TORONTO - Canadian police said on Monday they had arrested and charged two men with plotting to derail a Toronto passenger train.
They said the entire plot was backed by al Qaeda elements from Iran.
"Had this plot been carried out, it would have resulted in innocent people being killed or seriously injured," Royal Canadian Mounted Police official James Malizia told reporters.
The RCMP said it had arrested Chiheb Esseghaier, 30, of Montreal, and Raed Jaser, 35, of Toronto in connection with the plot, which authorities said was not linked to last week's Boston Marathon bombings.
Neither are Canadian citizens, and police did not reveal their nationalities.
Two sources following the investigation said one of the two was Tunisian.
Canada's spy agency has long expressed concern about the possibility that disgruntled and radicalised Canadians could attack targets at home and abroad.
Police gave little detail about the alleged plotters, but said a tip from the Muslim community had helped their year-long investigation.
Esseghaier has been a doctoral student at the Institut National de la Recherche Scientifique near Montreal since 2010 and was about midway through his degree, the school said.
"He is doing a PhD in the field of energy and materials sciences," Julie Martineau, the school's director of communications, told Reuters.
A bail hearing for the two will take place in Toronto on Tuesday morning.
Malizia said there was no indication that the planned attacks, which police described as the first known al Qaeda- backed plot on Canadian soil, was state-sponsored.
US officials said the attack would have targeted a rail line between New York and Toronto, a route that travels along the Hudson Valley into New York wine country and enters Canada near Niagara Falls.
The plot is one of a handful of terrorism-related investigations involving Canadians or Canadian residents.
Police said earlier this year that Canadians took part in an attack by militants on a gas plant in Algeria in January, while Canadian and Somalia authorities are investigating whether a former University of Toronto student participated in a bomb attack on Mogadishu last week.

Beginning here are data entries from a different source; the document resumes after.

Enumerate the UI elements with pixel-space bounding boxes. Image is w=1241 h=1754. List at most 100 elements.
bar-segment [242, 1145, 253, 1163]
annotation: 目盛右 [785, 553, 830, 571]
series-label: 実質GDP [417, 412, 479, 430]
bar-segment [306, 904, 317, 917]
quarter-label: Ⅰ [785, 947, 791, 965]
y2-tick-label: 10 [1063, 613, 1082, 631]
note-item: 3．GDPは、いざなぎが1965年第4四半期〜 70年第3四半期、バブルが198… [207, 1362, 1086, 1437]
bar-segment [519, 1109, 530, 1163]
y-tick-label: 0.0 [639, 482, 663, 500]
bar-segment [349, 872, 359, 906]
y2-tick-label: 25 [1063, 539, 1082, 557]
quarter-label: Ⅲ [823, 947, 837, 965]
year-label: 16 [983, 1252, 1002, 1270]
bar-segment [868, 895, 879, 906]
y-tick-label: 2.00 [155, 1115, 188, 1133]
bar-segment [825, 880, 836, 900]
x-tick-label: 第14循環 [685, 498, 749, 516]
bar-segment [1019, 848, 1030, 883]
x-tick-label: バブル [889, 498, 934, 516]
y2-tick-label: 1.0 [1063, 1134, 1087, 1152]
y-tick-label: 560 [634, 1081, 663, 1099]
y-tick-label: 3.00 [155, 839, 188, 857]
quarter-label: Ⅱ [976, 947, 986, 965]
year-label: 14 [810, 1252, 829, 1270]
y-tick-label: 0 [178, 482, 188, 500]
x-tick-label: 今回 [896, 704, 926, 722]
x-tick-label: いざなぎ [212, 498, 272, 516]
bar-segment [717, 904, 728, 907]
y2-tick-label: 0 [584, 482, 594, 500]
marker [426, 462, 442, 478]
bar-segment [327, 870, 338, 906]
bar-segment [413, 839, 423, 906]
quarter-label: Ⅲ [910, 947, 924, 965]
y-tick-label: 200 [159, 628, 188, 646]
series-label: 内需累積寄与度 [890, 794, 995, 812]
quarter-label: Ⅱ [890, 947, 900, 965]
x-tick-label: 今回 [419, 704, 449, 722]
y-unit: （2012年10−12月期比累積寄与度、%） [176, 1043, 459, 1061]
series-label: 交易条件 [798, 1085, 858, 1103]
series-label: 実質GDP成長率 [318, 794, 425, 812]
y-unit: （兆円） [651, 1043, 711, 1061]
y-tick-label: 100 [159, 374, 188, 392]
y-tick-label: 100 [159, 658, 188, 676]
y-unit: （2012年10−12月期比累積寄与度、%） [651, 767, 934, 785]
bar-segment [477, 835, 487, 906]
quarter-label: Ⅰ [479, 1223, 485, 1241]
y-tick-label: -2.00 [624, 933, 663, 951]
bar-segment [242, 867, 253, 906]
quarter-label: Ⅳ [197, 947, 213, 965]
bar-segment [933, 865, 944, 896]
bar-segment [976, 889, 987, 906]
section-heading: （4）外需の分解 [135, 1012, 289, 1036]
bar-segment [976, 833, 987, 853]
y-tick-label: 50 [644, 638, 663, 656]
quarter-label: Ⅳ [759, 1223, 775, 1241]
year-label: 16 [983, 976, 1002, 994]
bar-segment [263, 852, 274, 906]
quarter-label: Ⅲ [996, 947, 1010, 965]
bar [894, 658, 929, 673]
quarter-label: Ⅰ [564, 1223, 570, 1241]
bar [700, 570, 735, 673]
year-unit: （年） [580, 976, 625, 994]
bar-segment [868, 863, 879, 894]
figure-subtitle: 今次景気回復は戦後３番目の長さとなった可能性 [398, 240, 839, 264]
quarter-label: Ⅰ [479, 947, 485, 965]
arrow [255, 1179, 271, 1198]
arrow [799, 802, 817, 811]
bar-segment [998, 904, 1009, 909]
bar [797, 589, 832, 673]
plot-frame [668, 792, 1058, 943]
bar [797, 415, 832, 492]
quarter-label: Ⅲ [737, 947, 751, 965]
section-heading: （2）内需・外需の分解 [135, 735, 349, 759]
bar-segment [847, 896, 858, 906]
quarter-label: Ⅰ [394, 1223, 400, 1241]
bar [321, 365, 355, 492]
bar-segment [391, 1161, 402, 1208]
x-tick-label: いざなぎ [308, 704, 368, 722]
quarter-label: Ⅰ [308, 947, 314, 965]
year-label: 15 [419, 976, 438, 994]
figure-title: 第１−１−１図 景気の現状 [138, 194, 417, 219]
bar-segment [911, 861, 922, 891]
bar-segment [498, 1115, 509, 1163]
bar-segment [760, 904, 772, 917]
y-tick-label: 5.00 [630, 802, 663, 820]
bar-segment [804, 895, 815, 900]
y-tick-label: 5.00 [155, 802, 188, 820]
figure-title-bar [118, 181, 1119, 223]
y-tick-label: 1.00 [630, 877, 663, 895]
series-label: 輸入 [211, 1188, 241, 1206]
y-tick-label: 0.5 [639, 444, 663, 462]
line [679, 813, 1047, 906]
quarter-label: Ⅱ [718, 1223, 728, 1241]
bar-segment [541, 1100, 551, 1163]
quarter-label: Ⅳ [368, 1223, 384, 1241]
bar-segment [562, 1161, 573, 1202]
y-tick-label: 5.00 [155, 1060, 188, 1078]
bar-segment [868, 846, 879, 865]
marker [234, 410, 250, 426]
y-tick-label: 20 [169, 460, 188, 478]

And in 2006, police arrested and charged nearly 20 Toronto-area men accused of planning to plant bombs at various Canadian targets. Eleven were eventually convicted.
"Today's arrests demonstrate that terrorism continues to be a real threat to Canada," Public Safety Minister Vic Toews told reporters in Ottawa.
"Canada will not tolerate terrorist activity and we will not be used as a safe haven for terrorists or those who support terrorist activities."